L’option retenue était qu’en cas d’invalidité absolue et définitive ou en cas de décès de l’assuré, le capital serait versé à la BNP à concurrence des engagements d’AFUR envers cet établissement et, pour l’excédent, à AFUR.
Pour chaque contrat d’assurance M. [V] a autorisé la BNP à prélever semestriellement les cotisations correspondantes sur le compte de la société AFUR.
Le 02 juillet 1998, la BNP a consenti à l’EURL AFUR un crédit dénommé « crédit réserve » d’un montant de 250 000 Francs (38 112,25 euros), d’une durée de 5 ans maximum, destiné au financement d’investissements divers et une ouverture de crédit dénommée « contrat de facilité de caisse sécurité » d’un montant de 100 000 francs (15 244,90 euros), d’une durée indéterminée, utilisable sous la forme d’un débit en compte courant pour couvrir des besoins ponctuels et temporaires de trésorerie.
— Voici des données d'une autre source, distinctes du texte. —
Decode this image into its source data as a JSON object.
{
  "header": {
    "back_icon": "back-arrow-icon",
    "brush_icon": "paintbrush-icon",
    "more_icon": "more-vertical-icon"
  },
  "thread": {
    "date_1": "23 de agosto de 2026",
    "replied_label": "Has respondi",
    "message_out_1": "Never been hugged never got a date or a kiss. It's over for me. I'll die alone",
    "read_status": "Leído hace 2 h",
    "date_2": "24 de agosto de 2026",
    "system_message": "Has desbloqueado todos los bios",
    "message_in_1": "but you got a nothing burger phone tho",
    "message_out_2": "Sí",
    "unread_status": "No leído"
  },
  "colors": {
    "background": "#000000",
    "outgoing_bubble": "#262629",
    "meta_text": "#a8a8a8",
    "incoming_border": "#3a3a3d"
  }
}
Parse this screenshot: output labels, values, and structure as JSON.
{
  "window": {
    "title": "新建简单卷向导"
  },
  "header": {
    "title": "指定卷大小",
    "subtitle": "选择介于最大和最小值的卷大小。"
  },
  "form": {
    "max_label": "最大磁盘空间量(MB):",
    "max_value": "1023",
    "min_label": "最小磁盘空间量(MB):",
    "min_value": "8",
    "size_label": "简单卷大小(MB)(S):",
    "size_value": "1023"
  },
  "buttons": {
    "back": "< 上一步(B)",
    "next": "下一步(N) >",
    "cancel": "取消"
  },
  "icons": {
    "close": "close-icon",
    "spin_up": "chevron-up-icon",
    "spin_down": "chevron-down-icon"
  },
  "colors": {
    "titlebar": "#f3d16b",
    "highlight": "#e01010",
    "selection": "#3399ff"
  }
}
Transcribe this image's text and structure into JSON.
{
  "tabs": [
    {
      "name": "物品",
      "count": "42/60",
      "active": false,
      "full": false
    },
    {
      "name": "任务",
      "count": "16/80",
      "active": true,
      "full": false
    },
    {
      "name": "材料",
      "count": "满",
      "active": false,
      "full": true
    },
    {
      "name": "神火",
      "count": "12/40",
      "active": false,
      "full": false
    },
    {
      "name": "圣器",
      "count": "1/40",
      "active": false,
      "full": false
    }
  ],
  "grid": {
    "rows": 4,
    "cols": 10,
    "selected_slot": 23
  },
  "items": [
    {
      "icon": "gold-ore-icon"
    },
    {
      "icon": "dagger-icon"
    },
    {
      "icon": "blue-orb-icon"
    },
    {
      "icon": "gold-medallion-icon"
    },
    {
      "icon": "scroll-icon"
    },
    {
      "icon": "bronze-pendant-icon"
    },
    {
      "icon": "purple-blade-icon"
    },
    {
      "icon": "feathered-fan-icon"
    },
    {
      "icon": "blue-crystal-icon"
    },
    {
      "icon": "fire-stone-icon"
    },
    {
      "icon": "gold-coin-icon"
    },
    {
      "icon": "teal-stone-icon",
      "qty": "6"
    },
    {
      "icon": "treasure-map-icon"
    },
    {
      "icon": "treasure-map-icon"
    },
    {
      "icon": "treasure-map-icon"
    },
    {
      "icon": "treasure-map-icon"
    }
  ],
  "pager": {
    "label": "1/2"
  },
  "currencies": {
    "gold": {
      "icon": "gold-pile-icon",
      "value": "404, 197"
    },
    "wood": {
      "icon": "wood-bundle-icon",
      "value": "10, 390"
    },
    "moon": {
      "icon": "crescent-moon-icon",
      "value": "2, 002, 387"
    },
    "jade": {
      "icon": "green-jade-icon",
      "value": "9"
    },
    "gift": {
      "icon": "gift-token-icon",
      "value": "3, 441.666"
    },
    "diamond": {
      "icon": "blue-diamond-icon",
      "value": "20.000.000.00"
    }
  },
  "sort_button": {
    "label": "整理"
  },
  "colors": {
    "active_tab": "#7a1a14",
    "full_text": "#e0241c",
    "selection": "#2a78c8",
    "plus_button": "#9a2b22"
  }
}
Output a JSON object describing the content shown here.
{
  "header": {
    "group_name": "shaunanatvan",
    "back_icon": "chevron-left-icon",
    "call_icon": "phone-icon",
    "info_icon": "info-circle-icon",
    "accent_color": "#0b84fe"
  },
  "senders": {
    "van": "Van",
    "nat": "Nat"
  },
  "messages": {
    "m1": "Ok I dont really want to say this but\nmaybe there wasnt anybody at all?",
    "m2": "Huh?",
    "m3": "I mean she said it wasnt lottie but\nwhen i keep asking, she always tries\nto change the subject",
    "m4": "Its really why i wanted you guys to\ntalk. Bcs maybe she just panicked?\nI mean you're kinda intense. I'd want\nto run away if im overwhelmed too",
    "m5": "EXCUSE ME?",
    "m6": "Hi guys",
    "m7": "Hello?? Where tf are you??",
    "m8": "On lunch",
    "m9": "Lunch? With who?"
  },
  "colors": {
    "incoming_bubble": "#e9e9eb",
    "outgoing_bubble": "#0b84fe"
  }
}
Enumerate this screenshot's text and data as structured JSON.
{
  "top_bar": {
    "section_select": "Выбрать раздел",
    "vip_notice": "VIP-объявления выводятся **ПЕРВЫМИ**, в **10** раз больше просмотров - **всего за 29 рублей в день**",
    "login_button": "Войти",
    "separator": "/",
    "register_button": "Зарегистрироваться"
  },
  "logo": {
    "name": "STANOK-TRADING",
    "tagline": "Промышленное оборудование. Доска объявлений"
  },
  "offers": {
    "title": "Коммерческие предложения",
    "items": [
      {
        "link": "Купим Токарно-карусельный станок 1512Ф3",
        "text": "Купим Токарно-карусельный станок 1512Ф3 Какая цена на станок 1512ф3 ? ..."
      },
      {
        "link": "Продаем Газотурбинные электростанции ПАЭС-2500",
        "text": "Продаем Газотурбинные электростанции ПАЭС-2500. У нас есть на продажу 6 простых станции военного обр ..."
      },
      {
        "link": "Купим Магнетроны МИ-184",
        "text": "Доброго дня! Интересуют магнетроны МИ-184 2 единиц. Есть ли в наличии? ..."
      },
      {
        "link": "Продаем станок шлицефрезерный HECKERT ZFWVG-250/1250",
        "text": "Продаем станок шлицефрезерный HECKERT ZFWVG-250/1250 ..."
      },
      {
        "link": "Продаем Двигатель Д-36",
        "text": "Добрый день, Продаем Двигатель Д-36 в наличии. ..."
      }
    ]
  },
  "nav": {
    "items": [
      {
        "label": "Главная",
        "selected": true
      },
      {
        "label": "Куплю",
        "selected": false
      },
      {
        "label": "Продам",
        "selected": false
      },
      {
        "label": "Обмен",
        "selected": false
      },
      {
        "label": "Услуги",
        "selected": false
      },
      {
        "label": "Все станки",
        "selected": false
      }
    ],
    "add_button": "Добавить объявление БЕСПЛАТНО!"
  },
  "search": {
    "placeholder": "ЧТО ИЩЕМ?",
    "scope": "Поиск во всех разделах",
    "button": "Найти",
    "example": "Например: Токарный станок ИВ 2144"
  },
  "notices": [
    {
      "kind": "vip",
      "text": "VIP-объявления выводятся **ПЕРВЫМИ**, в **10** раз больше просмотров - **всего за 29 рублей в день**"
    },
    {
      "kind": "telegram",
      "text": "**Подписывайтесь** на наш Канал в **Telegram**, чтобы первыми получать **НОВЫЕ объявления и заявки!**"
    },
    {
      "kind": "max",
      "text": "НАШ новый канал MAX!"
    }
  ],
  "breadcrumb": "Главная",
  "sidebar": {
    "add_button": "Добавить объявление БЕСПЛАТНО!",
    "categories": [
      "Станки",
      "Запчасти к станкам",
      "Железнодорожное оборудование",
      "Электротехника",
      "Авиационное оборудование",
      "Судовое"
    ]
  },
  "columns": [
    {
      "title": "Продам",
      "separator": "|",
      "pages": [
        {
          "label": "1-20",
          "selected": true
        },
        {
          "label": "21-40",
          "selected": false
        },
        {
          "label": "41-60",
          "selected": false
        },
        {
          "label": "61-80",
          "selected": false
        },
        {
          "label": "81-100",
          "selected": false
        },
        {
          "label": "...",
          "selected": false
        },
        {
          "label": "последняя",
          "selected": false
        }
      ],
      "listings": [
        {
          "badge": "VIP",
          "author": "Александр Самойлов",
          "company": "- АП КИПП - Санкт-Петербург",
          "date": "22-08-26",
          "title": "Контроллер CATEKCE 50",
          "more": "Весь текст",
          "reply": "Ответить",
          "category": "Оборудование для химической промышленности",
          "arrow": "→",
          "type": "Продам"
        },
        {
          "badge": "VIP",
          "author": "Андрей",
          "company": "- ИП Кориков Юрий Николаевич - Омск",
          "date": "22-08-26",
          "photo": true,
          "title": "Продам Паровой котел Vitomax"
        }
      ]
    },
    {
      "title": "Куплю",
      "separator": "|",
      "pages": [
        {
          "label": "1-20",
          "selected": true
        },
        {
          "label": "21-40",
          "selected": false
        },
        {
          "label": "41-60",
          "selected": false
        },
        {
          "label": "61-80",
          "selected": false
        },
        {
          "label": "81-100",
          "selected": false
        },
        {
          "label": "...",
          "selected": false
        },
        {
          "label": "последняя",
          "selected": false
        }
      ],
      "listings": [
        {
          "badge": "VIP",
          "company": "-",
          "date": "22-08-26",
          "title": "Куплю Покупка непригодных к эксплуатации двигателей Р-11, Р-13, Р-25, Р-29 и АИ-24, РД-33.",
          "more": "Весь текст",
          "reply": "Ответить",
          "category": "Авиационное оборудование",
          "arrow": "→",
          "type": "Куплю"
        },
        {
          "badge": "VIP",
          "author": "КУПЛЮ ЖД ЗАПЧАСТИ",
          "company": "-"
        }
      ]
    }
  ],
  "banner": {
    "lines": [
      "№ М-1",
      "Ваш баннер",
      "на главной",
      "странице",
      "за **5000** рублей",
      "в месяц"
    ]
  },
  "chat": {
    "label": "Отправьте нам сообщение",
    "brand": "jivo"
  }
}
Le « crédit réserve » a pris fin le 02 juillet 2003, tandis que le contrat de facilité de caisse sécurité a été résilié unilatéralement par la BNP, par lettre recommandée avec accusé de réception du 18 mars 2011, au terme d’un préavis prenant fin le 20 mai 2011.
Malgré l’expiration des contrats de prêt, les cotisations d’assurance ont continué d’être prélevées sur le compte bancaire de la société AFUR, jusqu’à sa clôture en août 2013.
Selon lettre recommandée avec accusé de réception du 05 novembre 2013, la société AFUR a contesté auprès de la BNP la poursuite de ces prélèvements après la résiliation des contrats de prêt et a mis en demeure la banque de lui rembourser les sommes prélevées au titre des contrats d’assurance depuis la résiliation des prêts.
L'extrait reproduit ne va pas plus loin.